Sharad Agarwal, Microsoft Research
[Not recorded]
Abstract:
As cloud services grow to span more and more globally distributed datacenters, there is an increasingly urgent need for automated mechanisms to place application data across these datacenters. This placement must deal with business constraints such as WAN bandwidth costs and datacenter capacity limits, while also minimizing user-perceived latency. The task of placement is further complicated by the issues of shared data, data inter-dependencies, application changes and user mobility. We document these challenges by analyzing month-long traces from Microsoft’s Live Messenger and Live Mesh, two large-scale commercial cloud services. To address these challenges, we present the Volley system. Cloud services make use of Volley by submitting logs of datacenter requests. Volley analyzes the logs using an iterative optimization algorithm based on data access patterns and client locations and outputs migration recommendations back to the cloud service. To scale to the data volumes of cloud service logs, Volley is designed to work in SCOPE, a scalable MapReduce-style platform; this allows Volley to perform over 400 machine-hours worth of computation in less than a day.
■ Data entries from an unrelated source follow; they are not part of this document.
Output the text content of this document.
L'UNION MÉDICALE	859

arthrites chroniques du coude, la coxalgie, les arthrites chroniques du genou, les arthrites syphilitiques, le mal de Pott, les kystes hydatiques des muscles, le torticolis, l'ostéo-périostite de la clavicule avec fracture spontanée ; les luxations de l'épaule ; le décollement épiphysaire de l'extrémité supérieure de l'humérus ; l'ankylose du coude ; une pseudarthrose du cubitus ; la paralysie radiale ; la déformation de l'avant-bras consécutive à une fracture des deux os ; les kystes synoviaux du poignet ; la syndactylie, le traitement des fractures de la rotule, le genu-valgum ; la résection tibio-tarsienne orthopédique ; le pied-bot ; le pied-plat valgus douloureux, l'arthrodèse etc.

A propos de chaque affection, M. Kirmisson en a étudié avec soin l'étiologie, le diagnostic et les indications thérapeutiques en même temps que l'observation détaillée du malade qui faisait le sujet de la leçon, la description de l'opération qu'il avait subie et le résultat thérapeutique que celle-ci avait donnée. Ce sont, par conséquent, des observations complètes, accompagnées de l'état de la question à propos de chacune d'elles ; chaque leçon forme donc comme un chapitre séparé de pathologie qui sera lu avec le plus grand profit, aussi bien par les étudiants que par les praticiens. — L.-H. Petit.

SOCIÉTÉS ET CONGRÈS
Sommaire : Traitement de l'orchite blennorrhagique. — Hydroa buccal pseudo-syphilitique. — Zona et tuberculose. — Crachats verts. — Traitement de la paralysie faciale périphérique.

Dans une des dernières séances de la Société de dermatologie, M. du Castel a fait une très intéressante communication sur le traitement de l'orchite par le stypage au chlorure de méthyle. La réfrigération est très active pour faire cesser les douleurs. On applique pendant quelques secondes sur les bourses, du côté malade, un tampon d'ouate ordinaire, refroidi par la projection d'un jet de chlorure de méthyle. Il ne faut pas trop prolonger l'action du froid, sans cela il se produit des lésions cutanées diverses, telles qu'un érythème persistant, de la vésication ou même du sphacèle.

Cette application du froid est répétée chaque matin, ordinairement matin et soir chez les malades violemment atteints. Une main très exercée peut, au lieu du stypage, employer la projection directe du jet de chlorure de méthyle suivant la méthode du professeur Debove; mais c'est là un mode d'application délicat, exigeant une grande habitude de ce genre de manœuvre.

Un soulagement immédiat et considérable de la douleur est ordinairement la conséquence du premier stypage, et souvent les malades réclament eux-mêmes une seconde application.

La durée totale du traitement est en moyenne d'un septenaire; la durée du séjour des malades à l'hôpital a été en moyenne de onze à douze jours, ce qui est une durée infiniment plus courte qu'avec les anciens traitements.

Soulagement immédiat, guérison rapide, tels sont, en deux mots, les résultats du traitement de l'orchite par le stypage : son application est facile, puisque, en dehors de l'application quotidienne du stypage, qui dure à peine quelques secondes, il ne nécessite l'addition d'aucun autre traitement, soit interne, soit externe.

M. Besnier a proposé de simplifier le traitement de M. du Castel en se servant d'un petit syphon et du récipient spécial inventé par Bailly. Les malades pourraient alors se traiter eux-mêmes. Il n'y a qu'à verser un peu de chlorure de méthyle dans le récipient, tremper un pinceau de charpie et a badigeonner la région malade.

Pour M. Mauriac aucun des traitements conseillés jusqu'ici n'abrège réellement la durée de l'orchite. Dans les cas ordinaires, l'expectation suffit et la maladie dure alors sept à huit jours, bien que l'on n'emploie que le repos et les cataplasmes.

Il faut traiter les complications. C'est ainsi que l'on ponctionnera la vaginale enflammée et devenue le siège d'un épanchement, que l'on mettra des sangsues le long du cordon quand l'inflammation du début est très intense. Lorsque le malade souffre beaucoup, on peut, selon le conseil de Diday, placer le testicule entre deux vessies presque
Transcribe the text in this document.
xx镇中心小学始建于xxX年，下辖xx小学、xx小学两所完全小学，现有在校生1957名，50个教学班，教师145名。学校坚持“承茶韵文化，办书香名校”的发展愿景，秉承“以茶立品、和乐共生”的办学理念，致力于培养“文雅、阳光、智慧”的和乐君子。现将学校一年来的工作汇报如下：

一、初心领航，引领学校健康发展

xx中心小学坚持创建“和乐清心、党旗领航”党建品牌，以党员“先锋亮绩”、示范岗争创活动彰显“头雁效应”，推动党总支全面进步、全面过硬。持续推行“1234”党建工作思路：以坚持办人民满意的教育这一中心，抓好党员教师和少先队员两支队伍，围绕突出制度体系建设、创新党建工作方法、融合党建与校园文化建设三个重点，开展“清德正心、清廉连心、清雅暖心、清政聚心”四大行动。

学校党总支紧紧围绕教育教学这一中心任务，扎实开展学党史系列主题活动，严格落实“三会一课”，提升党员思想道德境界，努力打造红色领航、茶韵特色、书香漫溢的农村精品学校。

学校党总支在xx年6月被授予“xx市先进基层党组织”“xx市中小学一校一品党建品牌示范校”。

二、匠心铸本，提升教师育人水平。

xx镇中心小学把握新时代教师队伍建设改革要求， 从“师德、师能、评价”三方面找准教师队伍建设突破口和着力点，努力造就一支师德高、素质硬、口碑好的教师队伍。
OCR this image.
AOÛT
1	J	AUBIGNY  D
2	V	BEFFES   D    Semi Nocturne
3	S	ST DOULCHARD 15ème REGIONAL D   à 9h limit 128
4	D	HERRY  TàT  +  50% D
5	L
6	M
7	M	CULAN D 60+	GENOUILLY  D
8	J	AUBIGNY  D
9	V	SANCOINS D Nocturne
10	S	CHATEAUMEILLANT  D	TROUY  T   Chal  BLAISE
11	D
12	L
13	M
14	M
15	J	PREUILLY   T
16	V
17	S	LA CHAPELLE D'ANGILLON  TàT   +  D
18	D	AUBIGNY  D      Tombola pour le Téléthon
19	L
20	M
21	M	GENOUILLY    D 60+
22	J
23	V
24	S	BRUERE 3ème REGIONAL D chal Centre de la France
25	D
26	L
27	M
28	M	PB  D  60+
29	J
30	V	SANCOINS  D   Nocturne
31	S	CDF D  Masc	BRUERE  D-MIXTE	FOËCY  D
We evaluate Volley on the month-long Live Mesh trace, and we find that, compared to a state-of-the-art heuristic that places data closest to the primary IP address that accesses it, Volley simultaneously reduces datacenter capacity skew by over 2X, reduces inter-datacenter traffic by over 1.8X and reduces 75th percentile user-latency by over 30%.
Bio:
Sharad Agarwal is a researcher in the Networking Research Group at Microsoft Research. His research has recently focused on geographically scaling datacenter services and he works closely with some of Microsoft’s online properties. Prior to the last 5 years at MSR, he spent 2 years at Sprint Research Labs working on routing and traffic management systems for IP backbones. Sharad has a Ph.D., MS, and BS from UC Berkeley.